In the past the NHS has rightly been the envy of the world but over the last few years when every thing has been target orientated some parts have fallen well below the high standards of the past. The financing of the rebuilding of hospitals under PFI has caused many hospital trusts to be in a very precarious financial position.leading them to become finance orientated rather than patient orientated. It must be a matter which requires immediate action so that we can, once again, have a health service, second to none.

Tuesday, 5 February 2013


Yesterday evening the Hospital Chapel played host to the Guild of the Servants of the Sanctuary in their annual visit. They celebrated their Office, I preached, and this was followed by Benediction.Father Hingley, the Chapter Chaplain, officiated at Benediction. I was very grateful to Doreen, Dave and Richard who opened the Chapel at 6.00 p.m.(2 hours before the service) and put the heating on – it can be like a fridge in there – then proceeded to prepare for refreshments after the service. Many thanks to you for doing this. I am grateful to Father Martin for loaning the Chapel a monstrance and humeral veil which we don’t possess – perhaps when funds allow we might get one or the other – or even both.

Saturday, 2 February 2013


We live in one of the wealthiest countries in the world, one that gives millions in aid to help feed people who are starving in the Third World, and yet our brilliant politicians fail to recognise the scandal that there are people in our own country who have insufficient resources to buy food or pay for heat. Many of these rely on help from Food Banks which have sprung up all over the UK.
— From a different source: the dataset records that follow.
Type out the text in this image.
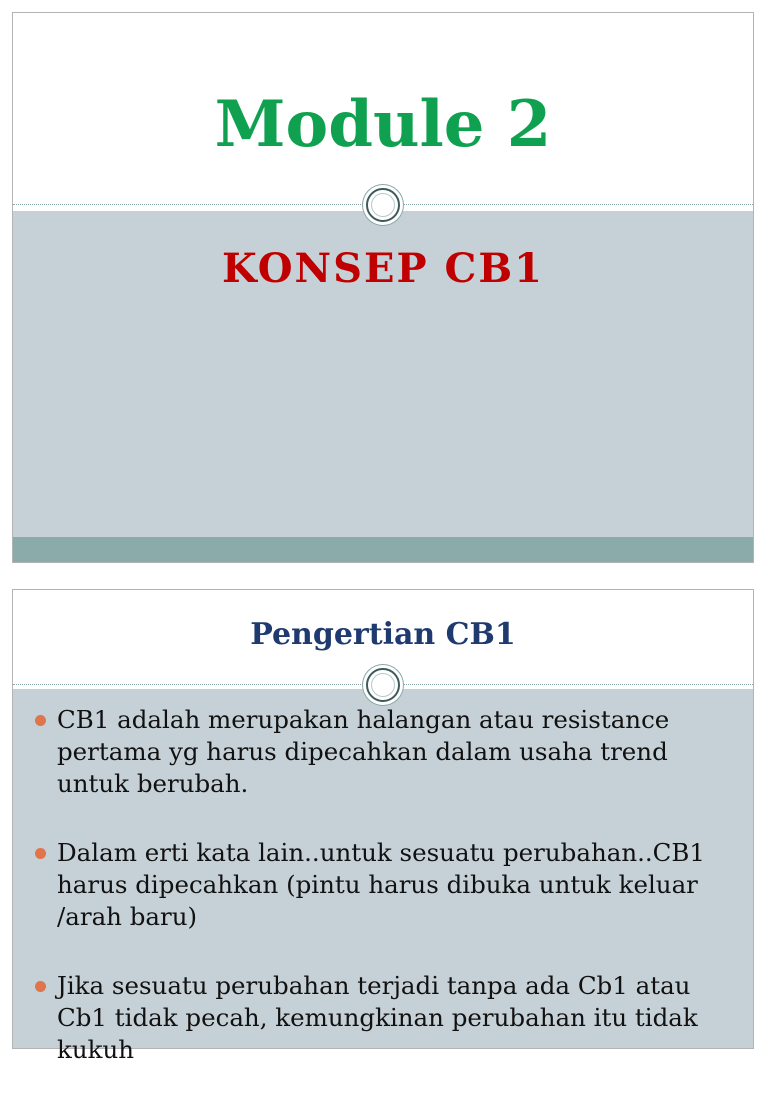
Module 2
KONSEP CB1
Pengertian CB1
CB1 adalah merupakan halangan atau resistance pertama yg harus dipecahkan dalam usaha trend untuk berubah.
Dalam erti kata lain..untuk sesuatu perubahan..CB1 harus dipecahkan (pintu harus dibuka untuk keluar /arah baru)
Jika sesuatu perubahan terjadi tanpa ada Cb1 atau Cb1 tidak pecah, kemungkinan perubahan itu tidak kukuh
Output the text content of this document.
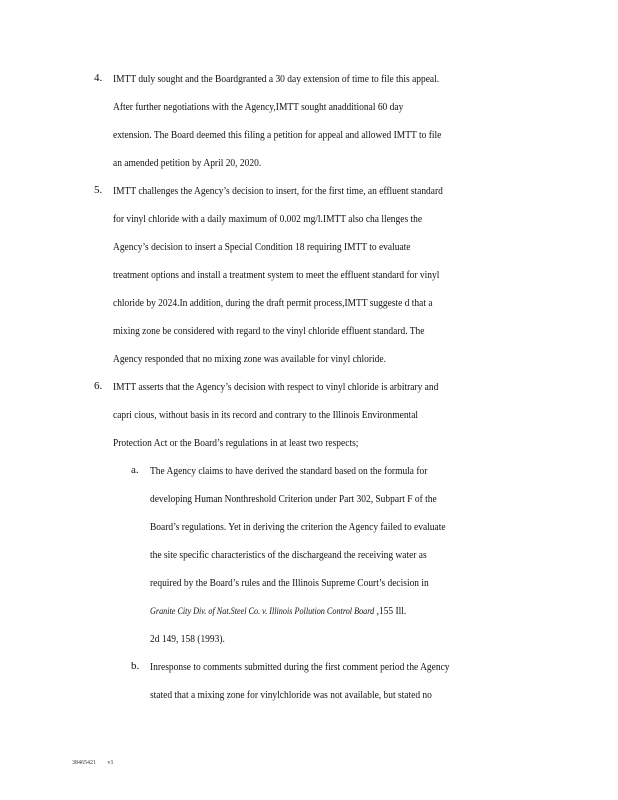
4. IMTT duly sought and the Boardgranted a 30 day extension of time to file this appeal.
After further negotiations with the Agency,IMTT sought anadditional 60 day
extension. The Board deemed this filing a petition for appeal and allowed IMTT to file
an amended petition by April 20, 2020.
5. IMTT challenges the Agency’s decision to insert, for the first time, an effluent standard
for vinyl chloride with a daily maximum of 0.002 mg/l.IMTT also cha llenges the
Agency’s decision to insert a Special Condition 18 requiring IMTT to evaluate
treatment options and install a treatment system to meet the effluent standard for vinyl
chloride by 2024.In addition, during the draft permit process,IMTT suggeste d that a
mixing zone be considered with regard to the vinyl chloride effluent standard. The
Agency responded that no mixing zone was available for vinyl chloride.
6. IMTT asserts that the Agency’s decision with respect to vinyl chloride is arbitrary and
capri cious, without basis in its record and contrary to the Illinois Environmental
Protection Act or the Board’s regulations in at least two respects;
a. The Agency claims to have derived the standard based on the formula for
developing Human Nonthreshold Criterion under Part 302, Subpart F of the
Board’s regulations. Yet in deriving the criterion the Agency failed to evaluate
the site specific characteristics of the dischargeand the receiving water as
required by the Board’s rules and the Illinois Supreme Court’s decision in
Granite City Div. of Nat.Steel Co. v. Illinois Pollution Control Board ,155 Ill.
2d 149, 158 (1993).
b. Inresponse to comments submitted during the first comment period the Agency
stated that a mixing zone for vinylchloride was not available, but stated no
38465421 v1
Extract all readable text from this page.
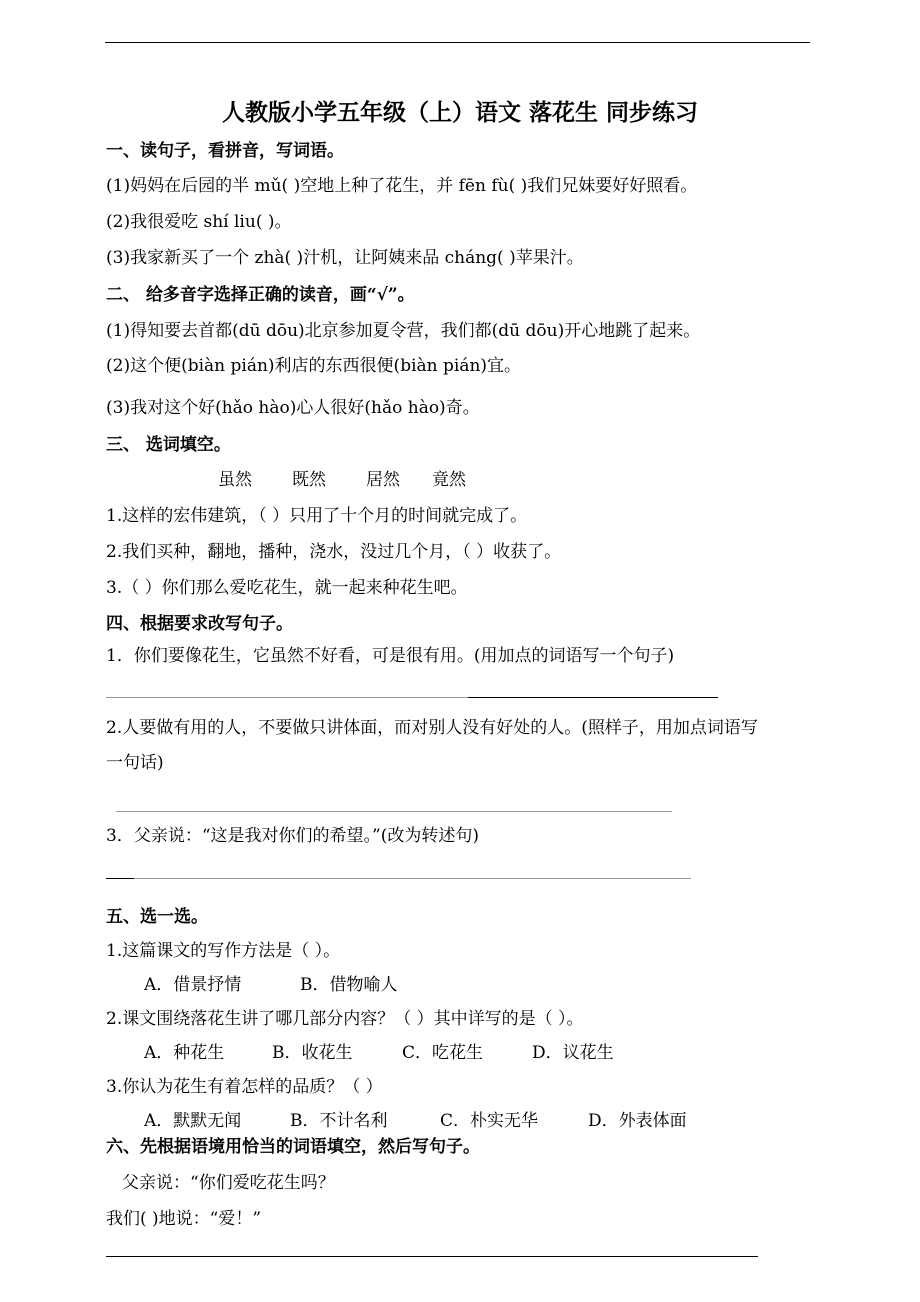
人教版小学五年级（上）语文 落花生 同步练习
一、读句子，看拼音，写词语。
(1)妈妈在后园的半 mǔ( )空地上种了花生，并 fēn fù( )我们兄妹要好好照看。
(2)我很爱吃 shí liu( )。
(3)我家新买了一个 zhà( )汁机，让阿姨来品 cháng( )苹果汁。
二、 给多音字选择正确的读音，画“√”。
(1)得知要去首都(dū dōu)北京参加夏令营，我们都(dū dōu)开心地跳了起来。
(2)这个便(biàn pián)利店的东西很便(biàn pián)宜。
(3)我对这个好(hǎo hào)心人很好(hǎo hào)奇。
三、 选词填空。
虽然 既然 居然 竟然
1.这样的宏伟建筑，（ ）只用了十个月的时间就完成了。
2.我们买种，翻地，播种，浇水，没过几个月，（ ）收获了。
3.（ ）你们那么爱吃花生，就一起来种花生吧。
四、根据要求改写句子。
1．你们要像花生，它虽然不好看，可是很有用。(用加点的词语写一个句子)
2.人要做有用的人，不要做只讲体面，而对别人没有好处的人。(照样子，用加点词语写
一句话)
3．父亲说：“这是我对你们的希望。”(改为转述句)
五、选一选。
1.这篇课文的写作方法是（ ）。
A．借景抒情	B．借物喻人
2.课文围绕落花生讲了哪几部分内容？（ ）其中详写的是（ ）。
A．种花生	B．收花生	C．吃花生	D．议花生
3.你认为花生有着怎样的品质？（ ）
A．默默无闻	B．不计名利	C．朴实无华	D．外表体面
六、先根据语境用恰当的词语填空，然后写句子。
父亲说：“你们爱吃花生吗？
我们( )地说：“爱！”
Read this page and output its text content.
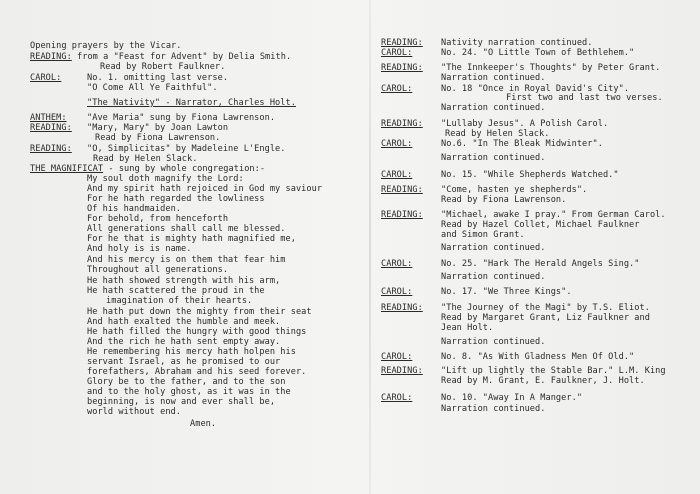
Opening prayers by the Vicar.
READING: from a "Feast for Advent" by Delia Smith.
Read by Robert Faulkner.
CAROL:	No. 1. omitting last verse.
"O Come All Ye Faithful".
"The Nativity" - Narrator, Charles Holt.
ANTHEM: "Ave Maria" sung by Fiona Lawrenson.
READING: "Mary, Mary" by Joan Lawton
Read by Fiona Lawrenson.
READING: "O, Simplicitas" by Madeleine L'Engle.
Read by Helen Slack.
THE MAGNIFICAT - sung by whole congregation:-
My soul doth magnify the Lord:
And my spirit hath rejoiced in God my saviour
For he hath regarded the lowliness
Of his handmaiden.
For behold, from henceforth
All generations shall call me blessed.
For he that is mighty hath magnified me,
And holy is is name.
And his mercy is on them that fear him
Throughout all generations.
He hath showed strength with his arm,
He hath scattered the proud in the
imagination of their hearts.
He hath put down the mighty from their seat
And hath exalted the humble and meek.
He hath filled the hungry with good things
And the rich he hath sent empty away.
He remembering his mercy hath holpen his
servant Israel, as he promised to our
forefathers, Abraham and his seed forever.
Glory be to the father, and to the son
and to the holy ghost, as it was in the
beginning, is now and ever shall be,
world without end.
Amen.
READING: Nativity narration continued.
CAROL:	No. 24. "O Little Town of Bethlehem."
READING: "The Innkeeper's Thoughts" by Peter Grant.
Narration continued.
CAROL:	No. 18 "Once in Royal David's City".
First two and last two verses.
Narration continued.
READING: "Lullaby Jesus". A Polish Carol.
Read by Helen Slack.
CAROL:	No.6. "In The Bleak Midwinter".
Narration continued.
CAROL:	No. 15. "While Shepherds Watched."
READING: "Come, hasten ye shepherds".
Read by Fiona Lawrenson.
READING: "Michael, awake I pray." From German Carol.
Read by Hazel Collet, Michael Faulkner
and Simon Grant.
Narration continued.
CAROL:	No. 25. "Hark The Herald Angels Sing."
Narration continued.
CAROL:	No. 17. "We Three Kings".
READING: "The Journey of the Magi" by T.S. Eliot.
Read by Margaret Grant, Liz Faulkner and
Jean Holt.
Narration continued.
CAROL:	No. 8. "As With Gladness Men Of Old."
READING: "Lift up lightly the Stable Bar." L.M. King
Read by M. Grant, E. Faulkner, J. Holt.
CAROL:	No. 10. "Away In A Manger."
Narration continued.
Recently at the Ilford Hospital Chapel we received a request for supplies for the Ilford Food Bank and so, for the last few weeks, members of our congregation have been gathering together items for the Bank and we are pleased to help out but it leads to a question: should people living in the UK in the 21st Century have to rely on Food Banks? Those who need the help of the Food Banks are not “scroungers”; they have to be recommended by professionals like the clergy, doctors, Citizens Advice Bureaux etc. Recipients receive a voucher granting them three days supply of food.

In a recent sermon I described the situation as “a national disgrace” and I believe that to be the case. Politicians tell us that during this time of recession and austerity “we are all in this together” (except them, and members of the House of Lords who despite their £300 a day allowance have subsidised food in their two restaurants, as reported in the newspapers today)

As Christians we believe that Jesus came to bring “good news” to the poor and it is a responsibility that we, as his followers, have inherited. However, to my mind, this does not relieve our politicians for allowing this scandal to develop.